With the renewal of license, hopefully soon, the management is continuing to work to iron out issues with the Foundation. While there is unanimity on ‘strategic intent' between the Foundation and the Company, there is sometimes an asymmetric view of operational matters. The management is working on priority to address the operational flaws so that dislocations such as the discontinuation of MBOs that took place in the year under review are avoided.

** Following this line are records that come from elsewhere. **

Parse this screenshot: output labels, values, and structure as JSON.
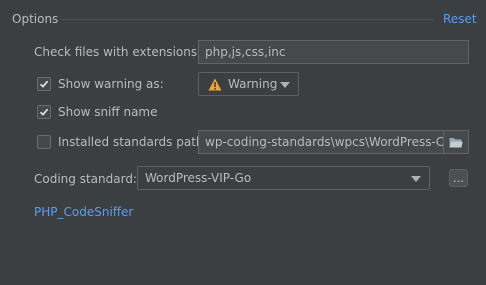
{
  "header": {
    "title": "Options",
    "reset_label": "Reset"
  },
  "extensions": {
    "label": "Check files with extensions:",
    "value": "php,js,css,inc"
  },
  "show_warning": {
    "label": "Show warning as:",
    "checked": true,
    "selected": "Warning",
    "icon": "warning-triangle-icon"
  },
  "show_sniff": {
    "label": "Show sniff name",
    "checked": true
  },
  "standards_path": {
    "label": "Installed standards path:",
    "checked": false,
    "value": "wp-coding-standards\\wpcs\\WordPress-Core",
    "browse_icon": "folder-icon"
  },
  "coding_standard": {
    "label": "Coding standard:",
    "selected": "WordPress-VIP-Go",
    "more_label": "..."
  },
  "footer": {
    "link_label": "PHP_CodeSniffer"
  },
  "colors": {
    "background": "#3c3f41",
    "text": "#bbbbbb",
    "link": "#589df6",
    "warning_icon": "#f0a732"
  }
}
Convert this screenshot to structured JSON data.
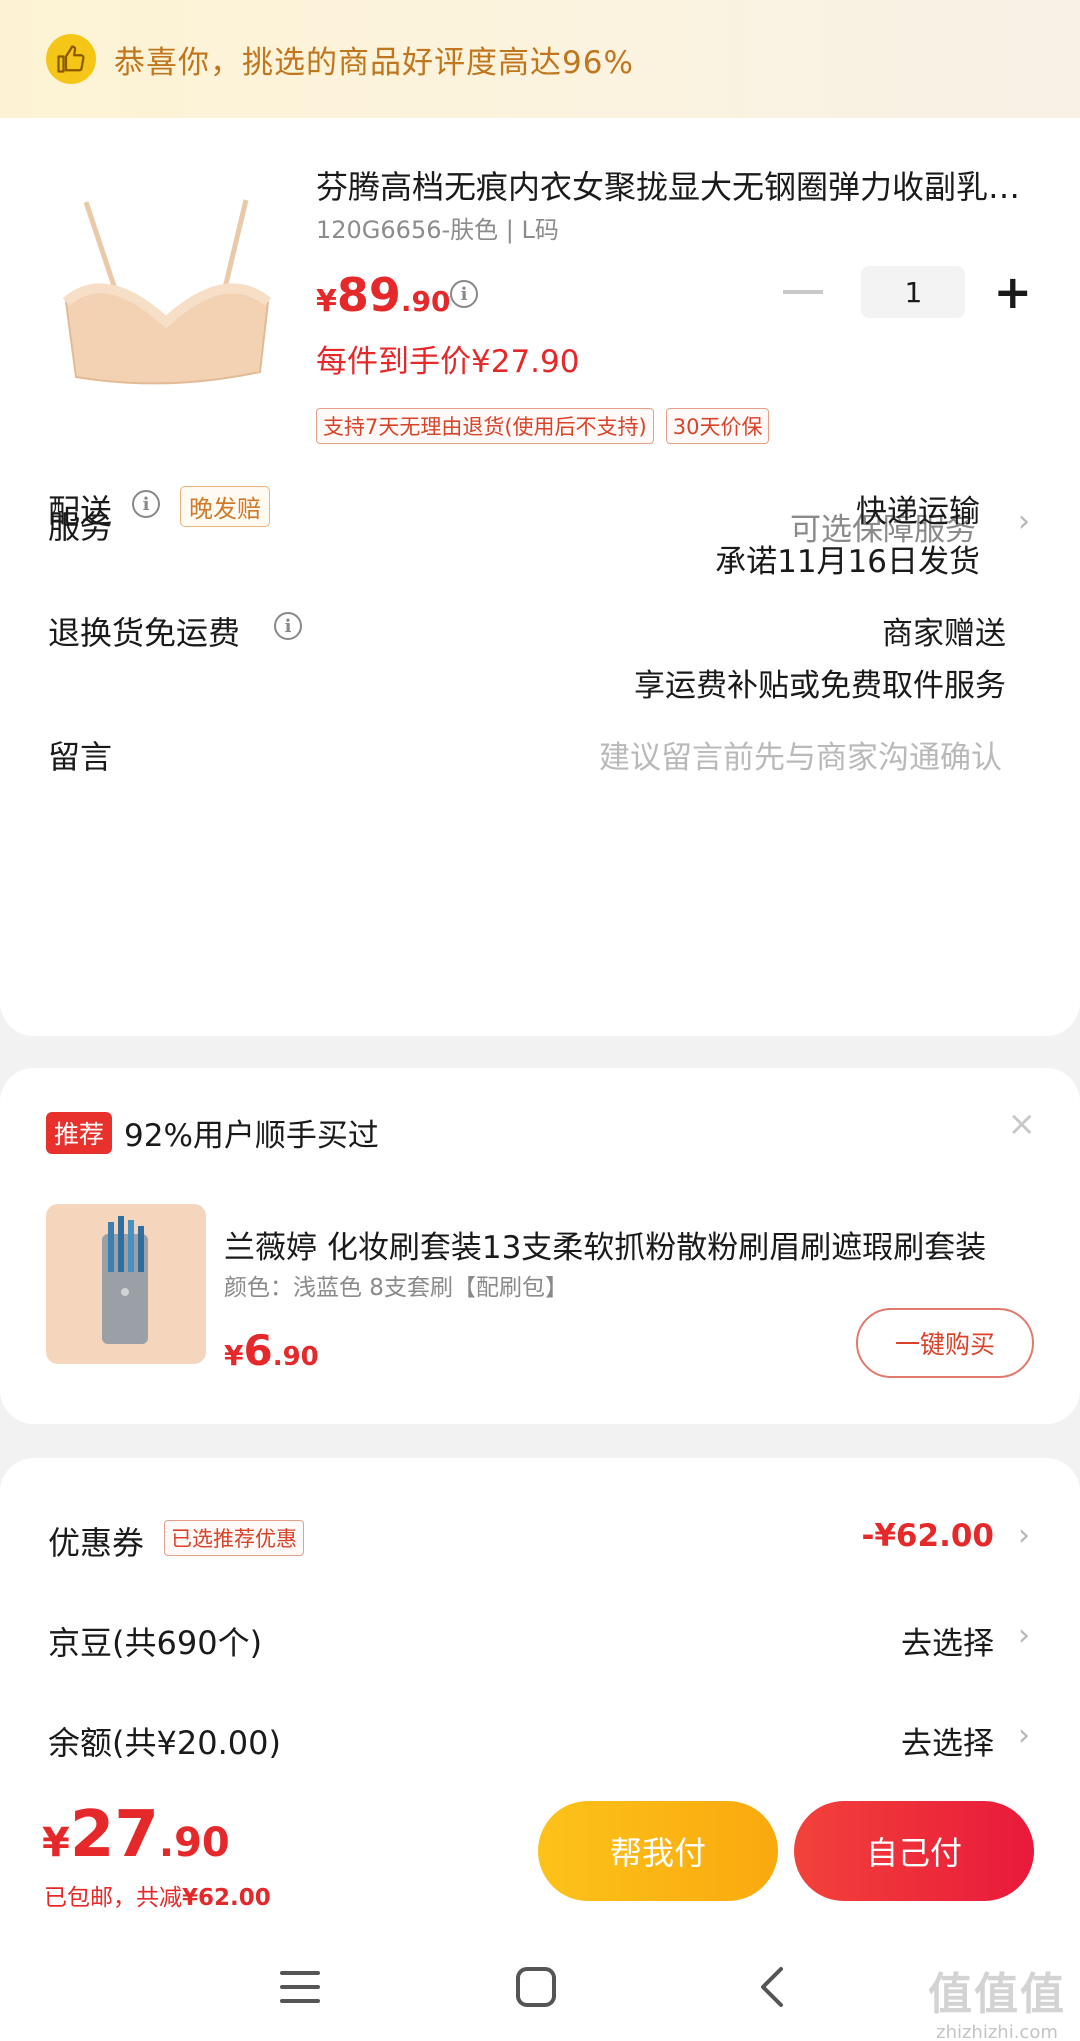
{
  "banner": {
    "text": "恭喜你，挑选的商品好评度高达96%",
    "icon": "thumbs-up-icon"
  },
  "product": {
    "title": "芬腾高档无痕内衣女聚拢显大无钢圈弹力收副乳文胸",
    "spec": "120G6656-肤色 | L码",
    "price_currency": "¥",
    "price_int": "89",
    "price_dec": ".90",
    "deal_price": "每件到手价¥27.90",
    "tags": [
      "支持7天无理由退货(使用后不支持)",
      "30天价保"
    ],
    "quantity": "1"
  },
  "rows": {
    "service_label": "服务",
    "service_value": "可选保障服务",
    "delivery_label": "配送",
    "delivery_tag": "晚发赔",
    "delivery_method": "快递运输",
    "delivery_promise": "承诺11月16日发货",
    "return_label": "退换货免运费",
    "return_value1": "商家赠送",
    "return_value2": "享运费补贴或免费取件服务",
    "message_label": "留言",
    "message_placeholder": "建议留言前先与商家沟通确认"
  },
  "recommend": {
    "badge": "推荐",
    "title": "92%用户顺手买过",
    "close": "×",
    "item_name": "兰薇婷 化妆刷套装13支柔软抓粉散粉刷眉刷遮瑕刷套装",
    "item_spec": "颜色：浅蓝色 8支套刷【配刷包】",
    "price_currency": "¥",
    "price_int": "6",
    "price_dec": ".90",
    "buy_label": "一键购买"
  },
  "discounts": {
    "coupon_label": "优惠券",
    "coupon_tag": "已选推荐优惠",
    "coupon_value": "-¥62.00",
    "beans_label": "京豆(共690个)",
    "beans_value": "去选择",
    "balance_label": "余额(共¥20.00)",
    "balance_value": "去选择"
  },
  "pay": {
    "currency": "¥",
    "total_int": "27",
    "total_dec": ".90",
    "sub_text": "已包邮，共减",
    "sub_amount": "¥62.00",
    "help_pay": "帮我付",
    "self_pay": "自己付"
  },
  "watermark": {
    "big": "值值值",
    "small": "zhizhizhi.com"
  },
  "colors": {
    "accent_red": "#e5292a",
    "gold": "#f9a90e",
    "banner_text": "#c0761d"
  }
}
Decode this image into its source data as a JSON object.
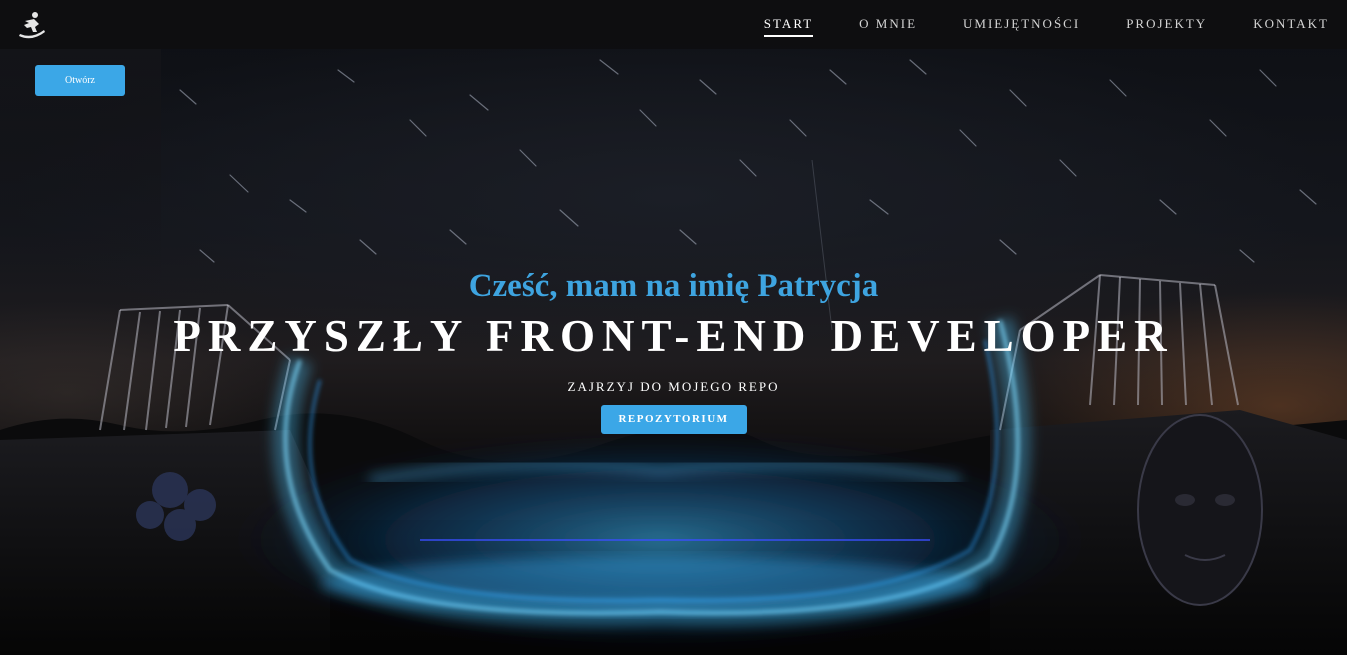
{
  "nav": {
    "logo_icon": "snowboarder-icon",
    "items": [
      {
        "label": "START",
        "active": true
      },
      {
        "label": "O MNIE",
        "active": false
      },
      {
        "label": "UMIEJĘTNOŚCI",
        "active": false
      },
      {
        "label": "PROJEKTY",
        "active": false
      },
      {
        "label": "KONTAKT",
        "active": false
      }
    ]
  },
  "side_panel": {
    "open_label": "Otwórz"
  },
  "hero": {
    "greeting": "Cześć, mam na imię Patrycja",
    "headline": "PRZYSZŁY FRONT-END DEVELOPER",
    "subline": "ZAJRZYJ DO MOJEGO REPO",
    "button_label": "REPOZYTORIUM"
  },
  "colors": {
    "accent": "#3ba7e7",
    "navbar": "#0e0e10",
    "headline": "#ffffff",
    "greeting": "#3ea4e0"
  }
}
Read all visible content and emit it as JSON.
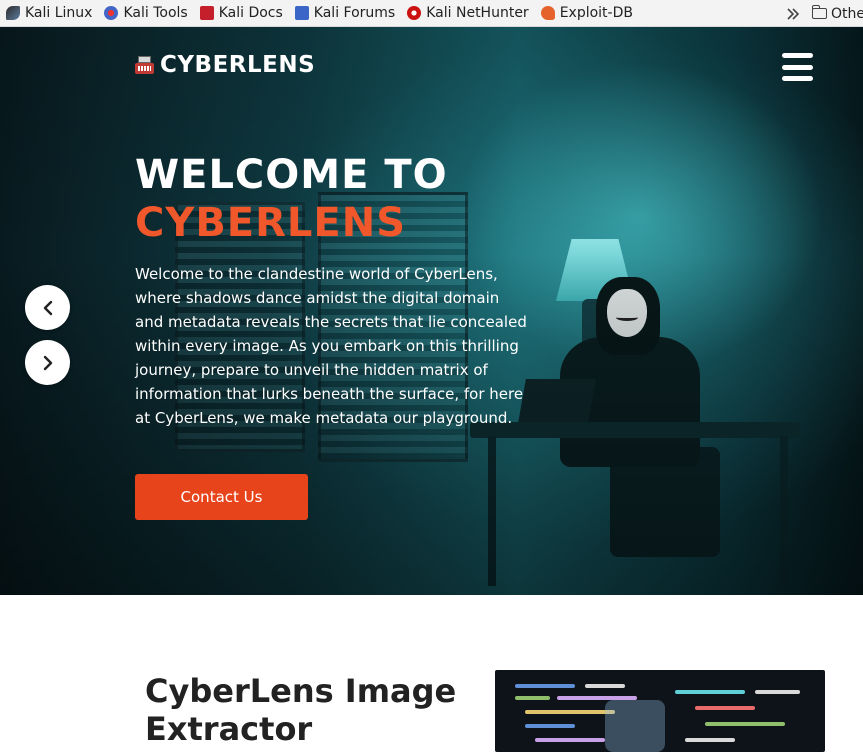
{
  "bookmarks": {
    "items": [
      {
        "label": "Kali Linux",
        "icon": "kali-linux-icon"
      },
      {
        "label": "Kali Tools",
        "icon": "kali-tools-icon"
      },
      {
        "label": "Kali Docs",
        "icon": "kali-docs-icon"
      },
      {
        "label": "Kali Forums",
        "icon": "kali-forums-icon"
      },
      {
        "label": "Kali NetHunter",
        "icon": "kali-nethunter-icon"
      },
      {
        "label": "Exploit-DB",
        "icon": "exploit-db-icon"
      }
    ],
    "more_icon": "double-chevron-right-icon",
    "other_label": "Othe"
  },
  "header": {
    "brand": "CYBERLENS",
    "brand_icon": "typewriter-icon",
    "menu_icon": "hamburger-menu-icon"
  },
  "hero": {
    "title_line1": "WELCOME TO",
    "title_line2": "CYBERLENS",
    "intro": "Welcome to the clandestine world of CyberLens, where shadows dance amidst the digital domain and metadata reveals the secrets that lie concealed within every image. As you embark on this thrilling journey, prepare to unveil the hidden matrix of information that lurks beneath the surface, for here at CyberLens, we make metadata our playground.",
    "cta_label": "Contact Us",
    "prev_icon": "chevron-left-icon",
    "next_icon": "chevron-right-icon"
  },
  "section": {
    "title": "CyberLens Image Extractor"
  },
  "colors": {
    "accent": "#e8441c",
    "accent_text": "#f0582b",
    "hero_teal": "#17616a"
  }
}
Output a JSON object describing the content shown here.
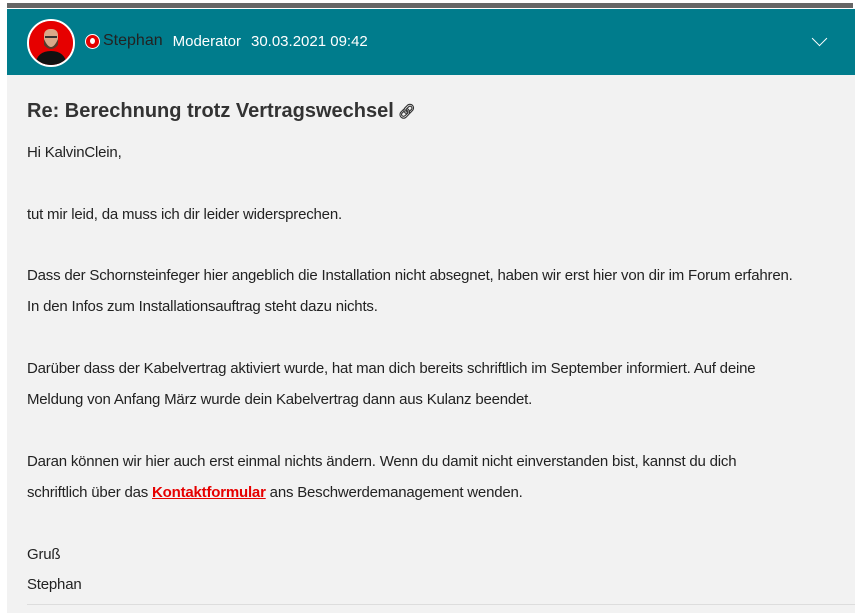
{
  "post": {
    "author": "Stephan",
    "role": "Moderator",
    "timestamp": "30.03.2021 09:42",
    "title": "Re: Berechnung trotz Vertragswechsel",
    "body": {
      "greeting": "Hi KalvinClein,",
      "p1": "tut mir leid, da muss ich dir leider widersprechen.",
      "p2a": "Dass der Schornsteinfeger hier angeblich die Installation nicht absegnet, haben wir erst hier von dir im Forum erfahren.",
      "p2b": "In den Infos zum Installationsauftrag steht dazu nichts.",
      "p3a": "Darüber dass der Kabelvertrag aktiviert wurde, hat man dich bereits schriftlich im September informiert. Auf deine",
      "p3b": "Meldung von Anfang März wurde dein Kabelvertrag dann aus Kulanz beendet.",
      "p4a": "Daran können wir hier auch erst einmal nichts ändern. Wenn du damit nicht einverstanden bist, kannst du dich",
      "p4b_pre": "schriftlich über das ",
      "p4b_link": "Kontaktformular",
      "p4b_post": " ans Beschwerdemanagement wenden.",
      "closing": "Gruß",
      "signature": "Stephan"
    }
  },
  "colors": {
    "header": "#007c8c",
    "brand_red": "#e60000",
    "content_bg": "#f2f2f2"
  }
}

For long-term health of the business, technology is another priority to chase. Western competition shall be bringing in (if not already done) their technology toolkit to the entire product flow, from trend detection to pricing and personalisation, complete with the use of Artificial Intelligence (AI), Data Analytics and so on. The Company has to keep in step. We cannot afford to be surprised.

Foundation

I would like to sincerely acknowledge the encouragement given by Mrs. Alvira Agnihotri and the support given by her team. Sincere thanks to her and the team at the Foundation. I am sure with Mrs. Agnihotri's help as the Chief Trustee, the renewal issue will be soon sorted out to mutual benefit.

Board matters

I am very sorry to inform you of the recent loss of a dear colleague, Mr. Sachin Jaju, Non-executive Director, on June 2, 2019. Mr. Jaju was an expert in the textile industry and its supply chains. He was active in Board discussions and he chose his point of participation very judiciously. I always looked to him for an independent, non-partisan and informed view. A sprightly marathon runner, Mr. Jaju was just 42. We will miss him. I must thank my colleagues Mr. Ramnath Pradeep and Mr. Kiran Vaidya for their wise counsel and guidance on many tricky situations that the Board was presented with. Both stepped beyond their usual remit as Independent Directors to help the Board and the management team. I can't thank them enough. I must record my appreciation for the grit shown by Mr. Manish Mandhana, CEO, in handling this ship in very turbulent waters. All those employees who stood loyally by the Company deserve heartfelt special thanks. We are very fortunate to have them.

Lastly, I thank you, shareholders, who have shown tremendous patience during very difficult times.